Hunger exacerbating child mortality
Banda I: Inter Press News, 24 May 2007

The fourth of the United Nations' Millennium Development Goals (MDGs) seeks a two-third reduction in the deaths of children under five by 2015. But the issues related to the first MDG, the eradication of extreme poverty and hunger, will push the reduction of child mortality in Zimbabwe beyond the target date of 2015.

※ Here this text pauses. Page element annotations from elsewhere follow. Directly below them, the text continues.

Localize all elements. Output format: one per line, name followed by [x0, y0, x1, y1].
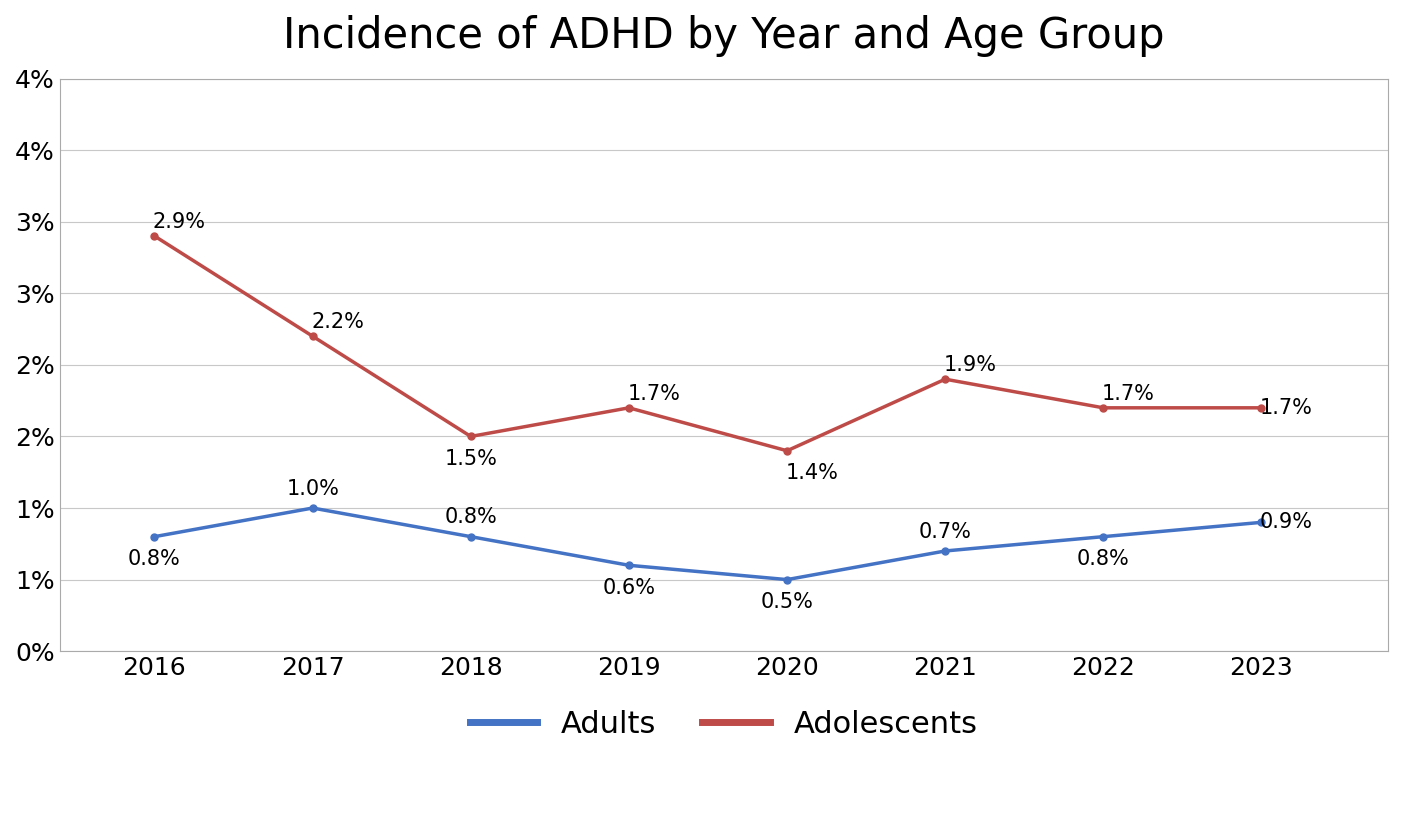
Adults: [620, 561, 637, 571]
Text: 1.7%: 1.7%: [1260, 398, 1313, 418]
Adolescents: [937, 374, 954, 384]
Adults: [937, 546, 954, 556]
Line: Adults: Adults: [152, 505, 1266, 583]
Adolescents: [1253, 403, 1270, 413]
Adolescents: [146, 231, 163, 241]
Text: 0.8%: 0.8%: [445, 507, 497, 527]
Text: 2.2%: 2.2%: [311, 312, 363, 332]
Text: 0.8%: 0.8%: [1078, 549, 1129, 569]
Text: 1.7%: 1.7%: [627, 384, 680, 404]
Text: 0.7%: 0.7%: [919, 521, 972, 541]
Text: 0.5%: 0.5%: [760, 591, 814, 611]
Adolescents: [463, 431, 480, 441]
Adolescents: [620, 403, 637, 413]
Text: 0.8%: 0.8%: [128, 549, 181, 569]
Adolescents: [779, 446, 796, 456]
Text: 1.9%: 1.9%: [944, 356, 996, 376]
Text: 0.9%: 0.9%: [1260, 512, 1313, 532]
Text: 0.6%: 0.6%: [602, 577, 655, 597]
Adults: [463, 531, 480, 541]
Title: Incidence of ADHD by Year and Age Group: Incidence of ADHD by Year and Age Group: [283, 15, 1164, 57]
Adults: [146, 531, 163, 541]
Adults: [1253, 517, 1270, 527]
Legend: Adults, Adolescents: Adults, Adolescents: [470, 710, 978, 739]
Adolescents: [1094, 403, 1111, 413]
Text: 1.5%: 1.5%: [445, 449, 497, 469]
Line: Adolescents: Adolescents: [152, 232, 1266, 454]
Text: 1.0%: 1.0%: [286, 479, 340, 499]
Text: 2.9%: 2.9%: [153, 212, 206, 232]
Adolescents: [304, 332, 321, 342]
Text: 1.4%: 1.4%: [786, 463, 839, 483]
Adults: [1094, 531, 1111, 541]
Adults: [304, 503, 321, 513]
Text: 1.7%: 1.7%: [1101, 384, 1155, 404]
Adults: [779, 575, 796, 585]
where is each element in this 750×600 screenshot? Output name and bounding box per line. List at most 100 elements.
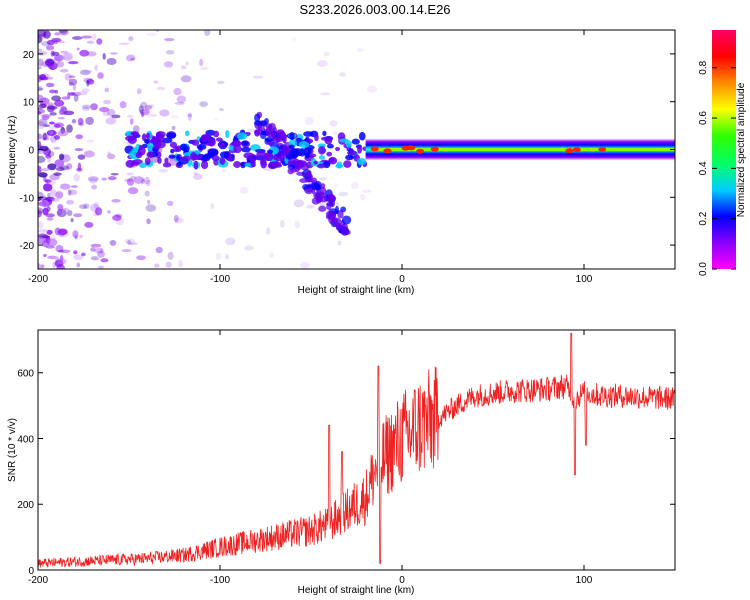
spectrogram-band-blob bbox=[345, 154, 354, 161]
spectrogram-noise-blob bbox=[199, 58, 204, 67]
spectrogram-noise-blob bbox=[46, 104, 55, 113]
spectrogram-noise-blob bbox=[57, 203, 64, 211]
spectrogram-band-blob bbox=[176, 161, 182, 167]
spectrogram-noise-blob bbox=[81, 88, 90, 93]
spectrogram-noise-blob bbox=[54, 54, 64, 62]
spectrogram-band-blob bbox=[132, 131, 138, 137]
spectrogram-noise-blob bbox=[110, 173, 119, 176]
colorbar-ticks: 0.0 0.2 0.4 0.6 0.8 bbox=[698, 60, 736, 276]
spectrogram-noise-blob bbox=[53, 58, 61, 66]
spectrogram-noise-blob bbox=[144, 176, 150, 185]
spectrogram-noise-blob bbox=[361, 189, 372, 193]
spectrogram-noise-blob bbox=[45, 213, 55, 218]
spectrogram-noise-blob bbox=[125, 54, 136, 62]
spectrogram-noise-blob bbox=[128, 36, 134, 42]
spectrogram-band-blob bbox=[193, 160, 199, 170]
spectrogram-noise-blob bbox=[75, 134, 83, 140]
spectrogram-hotspot bbox=[598, 146, 607, 152]
spectrogram-noise-blob bbox=[68, 189, 78, 196]
spectrogram-noise-blob bbox=[52, 261, 56, 269]
spectrogram-ridge-blob bbox=[254, 113, 261, 123]
spectrogram-noise-blob bbox=[61, 208, 69, 211]
spectrogram-band-core bbox=[375, 148, 675, 151]
spectrogram-noise-blob bbox=[95, 207, 103, 216]
spectrogram-band-blob bbox=[151, 135, 156, 142]
spectrogram-band-blob bbox=[236, 132, 248, 140]
spectrogram-noise-blob bbox=[39, 235, 51, 238]
spectrogram-noise-blob bbox=[55, 191, 64, 199]
spectrogram-noise-blob bbox=[56, 258, 67, 265]
spectrogram-noise-blob bbox=[356, 47, 365, 52]
spectrogram-band-blob bbox=[196, 143, 207, 151]
colorbar-tick-label: 0.4 bbox=[698, 161, 709, 175]
spectrogram-noise-blob bbox=[45, 134, 51, 139]
spectrogram-noise-blob bbox=[124, 238, 135, 245]
spectrogram-band-blob bbox=[240, 161, 246, 169]
spectrogram-hotspot bbox=[565, 148, 574, 154]
spectrogram-band-blob bbox=[146, 151, 155, 159]
spectrogram-noise-blob bbox=[109, 240, 117, 246]
spectrogram-noise-blob bbox=[54, 159, 65, 168]
spectrogram-noise-blob bbox=[216, 80, 225, 85]
spectrogram-noise-blob bbox=[88, 178, 98, 184]
spectrogram-hotspot bbox=[383, 148, 392, 154]
spectrogram-band-blob bbox=[243, 152, 255, 159]
spectrogram-band-blob bbox=[273, 163, 283, 168]
spectrogram-noise-blob bbox=[47, 238, 58, 247]
colorbar-tick-label: 0.8 bbox=[698, 60, 709, 74]
spectrogram-noise-blob bbox=[99, 106, 110, 113]
spectrogram-noise-blob bbox=[51, 37, 62, 43]
spectrogram-ridge-blob bbox=[260, 130, 268, 136]
spectrogram-noise-blob bbox=[57, 249, 65, 253]
spectrogram-noise-blob bbox=[174, 217, 184, 224]
spectrogram-noise-blob bbox=[83, 69, 93, 73]
spectrogram-noise-blob bbox=[47, 102, 54, 107]
spectrogram-noise-blob bbox=[68, 81, 74, 87]
spectrogram-noise-blob bbox=[59, 68, 69, 73]
spectrogram-noise-blob bbox=[57, 228, 65, 237]
spectrogram-noise-blob bbox=[225, 253, 229, 260]
spectrogram-band-blob bbox=[233, 161, 241, 169]
spectrogram-band-blob bbox=[347, 150, 357, 156]
spectrogram-ytick-label: 10 bbox=[23, 98, 35, 109]
spectrogram-noise-blob bbox=[90, 103, 98, 111]
spectrogram-noise-layer bbox=[38, 30, 378, 269]
spectrogram-band-blob bbox=[201, 134, 211, 141]
snr-xtick-label: -200 bbox=[28, 575, 48, 586]
spectrogram-noise-blob bbox=[57, 129, 69, 137]
spectrogram-noise-blob bbox=[165, 261, 172, 268]
spectrogram-noise-blob bbox=[187, 113, 193, 118]
spectrogram-noise-blob bbox=[87, 176, 99, 182]
spectrogram-band-blob bbox=[145, 132, 150, 140]
spectrogram-noise-blob bbox=[40, 41, 51, 47]
spectrogram-noise-blob bbox=[185, 61, 189, 66]
spectrogram-noise-blob bbox=[71, 36, 83, 40]
spectrogram-band-blob bbox=[215, 137, 223, 142]
snr-ytick-label: 200 bbox=[17, 500, 34, 511]
spectrogram-noise-blob bbox=[55, 244, 64, 253]
spectrogram-noise-blob bbox=[73, 94, 79, 102]
spectrogram-noise-blob bbox=[38, 196, 42, 202]
spectrogram-noise-blob bbox=[46, 229, 53, 235]
spectrogram-ytick-label: 20 bbox=[23, 50, 35, 61]
spectrogram-noise-blob bbox=[38, 209, 42, 218]
spectrogram-noise-blob bbox=[47, 150, 55, 157]
spectrogram-noise-blob bbox=[86, 40, 95, 45]
spectrogram-band-blob bbox=[241, 140, 249, 146]
spectrogram-noise-blob bbox=[79, 49, 90, 57]
spectrogram-noise-blob bbox=[44, 179, 52, 183]
spectrogram-noise-blob bbox=[111, 114, 121, 119]
spectrogram-noise-blob bbox=[69, 92, 76, 96]
spectrogram-band-blob bbox=[304, 152, 310, 159]
snr-series-line bbox=[38, 332, 675, 568]
spectrogram-ridge-blob bbox=[318, 205, 327, 212]
spectrogram-noise-blob bbox=[49, 112, 57, 116]
spectrogram-noise-blob bbox=[144, 104, 153, 110]
spectrogram-noise-blob bbox=[304, 116, 314, 125]
spectrogram-noise-blob bbox=[54, 32, 61, 36]
spectrogram-noise-blob bbox=[366, 85, 378, 93]
spectrogram-band-blob bbox=[282, 136, 287, 144]
spectrogram-band-blob bbox=[357, 157, 367, 166]
spectrogram-noise-blob bbox=[51, 198, 60, 202]
spectrogram-noise-blob bbox=[133, 176, 145, 184]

New strategy adopted on diseases of poverty: WHO-based tropical disease research programme to focus on emerging diseases
World Health Organisation, 22 June 2007

The WHO based Special Programme for Research and Training in Tropical Diseases (TDR) has adopted a new strategy for strengthening and expanding research to prevent and control 'infectious diseases of poverty'. The strategy builds on the programme’s 30-year record of developing new drugs, delivery strategies and enhancing research capacity in countries where parasitic tropical diseases are endemic. The new plan addresses some of the emerging disease challenges facing developing countries, such as TB-HIV co-infection.

Poorer health and nutritional outcomes in orphans and vulnerable young children not explained by greater exposure to extreme poverty in Zimbabwe
Watts H, Gregson S, Saito S, Lopman B, Beasley M, Monasch R: Tropical Medicine & International Health 12 (5): 584-593, May 2007

This paper describes patterns of association between different groups of young orphans and vulnerable children (OVC) and their nutritional and health outcomes; and develops a theoretical framework to analyse the determinants of child malnutrition and ill-health, and identify the different mechanisms which contribute to these outcomes in such children.
It is based on statistical analysis of data on 31 672 children aged 0–17 years (6753 aged under 5 years) selected from the Zimbabwe OVC Baseline Survey 2004. Differences in exposure to extreme poverty among young children by OVC status were relatively small and did not explain the greater malnutrition and ill-health seen in OVC.

A pro-poor critique of pre-payment water meters in South Africa - The Phiri story
Dugard J: Critical Health Perspectives 2 (2), 2007

Responding to the multiple violations posed by prepaid meters (PPMs) in Phiri, in July 2006 an application was launched in the Johannesburg High Court by five applicants, on behalf of themselves, their households and all residents of Phiri who are in a similar position to the applicants, as well as everyone in the public interest. The application, supported by the Coalition Against Water Privatisation and defended by the Centre for Applied Legal Studies (CALS), seeks to have PPMs declared unlawful and it asks the Court to order Johannesburg Water to provide everyone in Phiri with a FBW supply of 50lcd and the option of a conventional meter at the cost of the City of Johannesburg. The applicants and their supporting organisations believe that the case will be critical to securing the constitutionally- guaranteed rights of poor people to dignity, healthcare and sufficient water.

Botswana: Stigma deprives orphans of aid
Integrated Regional Information Network, 29 May 2007

The stigma of being labelled poor is inhibiting struggling foster families in Botswana, who are looking after already vulnerable children, from accessing welfare, a new study has found. The study, which focused on the plight of orphans and vulnerable children in Palapye, one of the largest villages in Botswana, located 275km north of the capital, Gaborone, found government assistance was "crippled" by the reluctance of families to register children for state aid. It cited an official as saying, "Some parents do not want to show they have orphans".